Prepare For Your Flight
Surprisingly, according to the Bureau of Transportation Statistics, only 5 to 6 percent of holiday trips are by air. Although this statistic may entice people to travel by air instead of driving, this is still a very busy time for airports.
The New York Times reports that airports and airlines are bracing for what could be a record-setting year-end holiday season. With lower fuel prices keeping the price of tickets down, the coming holiday season could spur an increase in passengers and make airports more crowded than ever. So here are a few tips to help plan ahead and navigate through crowded check-ins and security lines.
- Pack Light: You won’t have to wait in long lines if you avoid checking in bags altogether. Try to take as little as you will need and be sure to have all of your medications and documents in your carry-on.
- Earplugs: The noise and sometimes chaotic environment of an airport can drive some people mad. Escape for a while and plugin so you can mentally escape for a while.
- Eat: Pack snacks, drinks, and other quick fixes so that you can think straight. Relying on the world’s tiniest bag of peanuts and pretzels isn’t going to hold over.
- Travel on the Day: If you fly on the actual holiday itself you’ll be avoiding the long lines and swarms of traveler’s altogether. You’d be surprised to see how much of a difference it is.
The season can be both a joyous and dangerous time for travelers. Make sure you prepare and do what it takes to be safe and ensure everyone enjoys their holidays. If you have been in an accident, please call Herrman & Herrman to speak with an experienced car wreck attorney. Call 361-792-2358 to schedule a free consultation today.
General Tips For Holiday Travel
- Prepare safety measures for your home against while you are away, ensuring proper security systems are installed and in proper working conditions.
Ensure you do adequate car maintenance check, keep emergency safety kits, and check state laws of the course you’d drive. Ensure everyone in the vehicle is buckled up, and do away with any form of distraction.
- Know the terrain you’d be driving in, plan ahead and identify alternate routes, understand the safety regulations of driving on icy roads, how to maneuver your vehicle on such roads, and practice defensive driving. Also, check on the weather condition and know the climatic state of areas you’d be driving in through your course of travel.
- Make adequate plans for frequent rest stops, and not travel for too long each day.
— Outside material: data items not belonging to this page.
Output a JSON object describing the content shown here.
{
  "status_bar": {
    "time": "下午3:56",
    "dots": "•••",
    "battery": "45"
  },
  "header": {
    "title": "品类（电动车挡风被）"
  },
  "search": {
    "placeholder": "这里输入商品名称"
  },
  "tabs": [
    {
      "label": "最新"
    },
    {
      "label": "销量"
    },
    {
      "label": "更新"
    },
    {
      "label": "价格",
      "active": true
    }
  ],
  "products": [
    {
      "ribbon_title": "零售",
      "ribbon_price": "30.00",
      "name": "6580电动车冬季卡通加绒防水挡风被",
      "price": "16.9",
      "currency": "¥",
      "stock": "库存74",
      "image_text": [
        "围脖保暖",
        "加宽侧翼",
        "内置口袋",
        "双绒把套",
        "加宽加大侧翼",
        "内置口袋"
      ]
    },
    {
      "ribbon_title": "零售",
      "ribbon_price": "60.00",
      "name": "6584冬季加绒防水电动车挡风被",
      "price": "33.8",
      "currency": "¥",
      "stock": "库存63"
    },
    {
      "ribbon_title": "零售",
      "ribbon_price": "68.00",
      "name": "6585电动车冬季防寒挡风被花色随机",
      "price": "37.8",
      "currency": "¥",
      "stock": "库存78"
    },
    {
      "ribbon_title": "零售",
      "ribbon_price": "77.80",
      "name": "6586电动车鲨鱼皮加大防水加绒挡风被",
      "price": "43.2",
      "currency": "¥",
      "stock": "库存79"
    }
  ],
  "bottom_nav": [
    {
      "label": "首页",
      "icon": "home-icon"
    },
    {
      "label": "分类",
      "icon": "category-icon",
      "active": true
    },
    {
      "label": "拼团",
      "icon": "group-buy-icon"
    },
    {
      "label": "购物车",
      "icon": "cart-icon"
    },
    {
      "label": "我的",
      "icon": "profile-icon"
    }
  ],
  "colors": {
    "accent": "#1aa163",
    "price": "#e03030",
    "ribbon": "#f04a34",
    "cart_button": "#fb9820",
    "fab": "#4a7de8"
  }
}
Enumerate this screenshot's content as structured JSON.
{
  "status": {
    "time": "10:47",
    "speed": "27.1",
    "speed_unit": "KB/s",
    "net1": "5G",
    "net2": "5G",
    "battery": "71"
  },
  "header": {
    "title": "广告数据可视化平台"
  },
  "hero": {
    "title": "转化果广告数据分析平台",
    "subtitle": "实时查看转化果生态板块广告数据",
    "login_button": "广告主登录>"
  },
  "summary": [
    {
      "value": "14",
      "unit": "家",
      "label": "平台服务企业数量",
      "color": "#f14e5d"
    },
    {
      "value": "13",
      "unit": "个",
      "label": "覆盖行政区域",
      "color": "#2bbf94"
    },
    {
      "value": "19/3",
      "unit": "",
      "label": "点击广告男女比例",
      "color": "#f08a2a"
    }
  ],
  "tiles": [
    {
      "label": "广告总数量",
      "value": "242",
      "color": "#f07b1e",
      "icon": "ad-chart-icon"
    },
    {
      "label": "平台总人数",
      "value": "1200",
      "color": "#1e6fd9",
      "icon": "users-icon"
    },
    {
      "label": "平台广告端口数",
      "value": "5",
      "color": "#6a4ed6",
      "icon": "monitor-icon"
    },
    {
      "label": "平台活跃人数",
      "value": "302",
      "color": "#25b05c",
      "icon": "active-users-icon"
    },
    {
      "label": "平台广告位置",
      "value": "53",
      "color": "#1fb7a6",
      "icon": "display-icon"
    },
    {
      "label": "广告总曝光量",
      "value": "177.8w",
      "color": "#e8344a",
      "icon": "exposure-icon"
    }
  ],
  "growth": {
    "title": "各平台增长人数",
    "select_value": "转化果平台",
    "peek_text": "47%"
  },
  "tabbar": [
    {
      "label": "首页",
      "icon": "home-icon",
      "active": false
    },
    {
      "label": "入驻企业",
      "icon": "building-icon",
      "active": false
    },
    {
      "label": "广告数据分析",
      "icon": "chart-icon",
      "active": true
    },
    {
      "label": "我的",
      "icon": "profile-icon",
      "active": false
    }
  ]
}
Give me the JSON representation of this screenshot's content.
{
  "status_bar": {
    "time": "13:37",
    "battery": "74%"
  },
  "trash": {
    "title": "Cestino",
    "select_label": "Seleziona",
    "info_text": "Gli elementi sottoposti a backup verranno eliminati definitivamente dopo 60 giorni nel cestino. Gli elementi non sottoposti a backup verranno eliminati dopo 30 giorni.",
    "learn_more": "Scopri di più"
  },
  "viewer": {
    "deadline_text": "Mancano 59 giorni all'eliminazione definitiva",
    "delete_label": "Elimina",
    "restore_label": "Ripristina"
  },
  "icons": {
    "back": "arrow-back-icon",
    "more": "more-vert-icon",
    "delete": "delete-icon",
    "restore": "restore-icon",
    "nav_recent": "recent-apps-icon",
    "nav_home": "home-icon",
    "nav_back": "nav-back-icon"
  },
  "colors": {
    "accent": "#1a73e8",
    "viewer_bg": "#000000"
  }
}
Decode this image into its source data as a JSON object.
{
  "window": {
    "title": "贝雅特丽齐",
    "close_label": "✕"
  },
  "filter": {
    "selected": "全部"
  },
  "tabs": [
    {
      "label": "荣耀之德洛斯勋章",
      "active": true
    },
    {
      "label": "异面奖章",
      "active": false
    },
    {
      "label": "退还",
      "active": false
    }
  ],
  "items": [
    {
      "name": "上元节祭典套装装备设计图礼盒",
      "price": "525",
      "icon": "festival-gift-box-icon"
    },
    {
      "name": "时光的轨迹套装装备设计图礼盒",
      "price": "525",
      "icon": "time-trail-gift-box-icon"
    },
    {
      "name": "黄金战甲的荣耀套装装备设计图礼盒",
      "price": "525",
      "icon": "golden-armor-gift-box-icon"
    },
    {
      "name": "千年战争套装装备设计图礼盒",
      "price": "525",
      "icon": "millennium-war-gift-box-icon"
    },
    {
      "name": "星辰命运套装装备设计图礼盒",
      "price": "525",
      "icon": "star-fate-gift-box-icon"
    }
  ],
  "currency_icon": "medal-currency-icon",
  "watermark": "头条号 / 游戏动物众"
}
As it is essential to rest your legs to maintain your energy level and remain alert on the road.
Ensure you have the right gadget with you. Carry a mobile phone with you and charger, importantly a portable mobile travel charger and a car phone charger, and any navigation system of your choice.
- Keep a few bottles of water in handy to stay hydrated. As dehydration during a long drive can cause fatigue and decrease alertness which is dangerous on the road.
- Keep your hands clean and sanitized at all times, with soap and hand sanitizer, as it is important to maintain a healthy lifestyle against contagious germs and diseases. Simultaneously considering the safety of your food during your trip, packing healthy nutritional food rather than fast foods.
Ensure someone close to you has a copy of your travel plans, contact information and keep copies of any form of your identification. And remember to drive safely.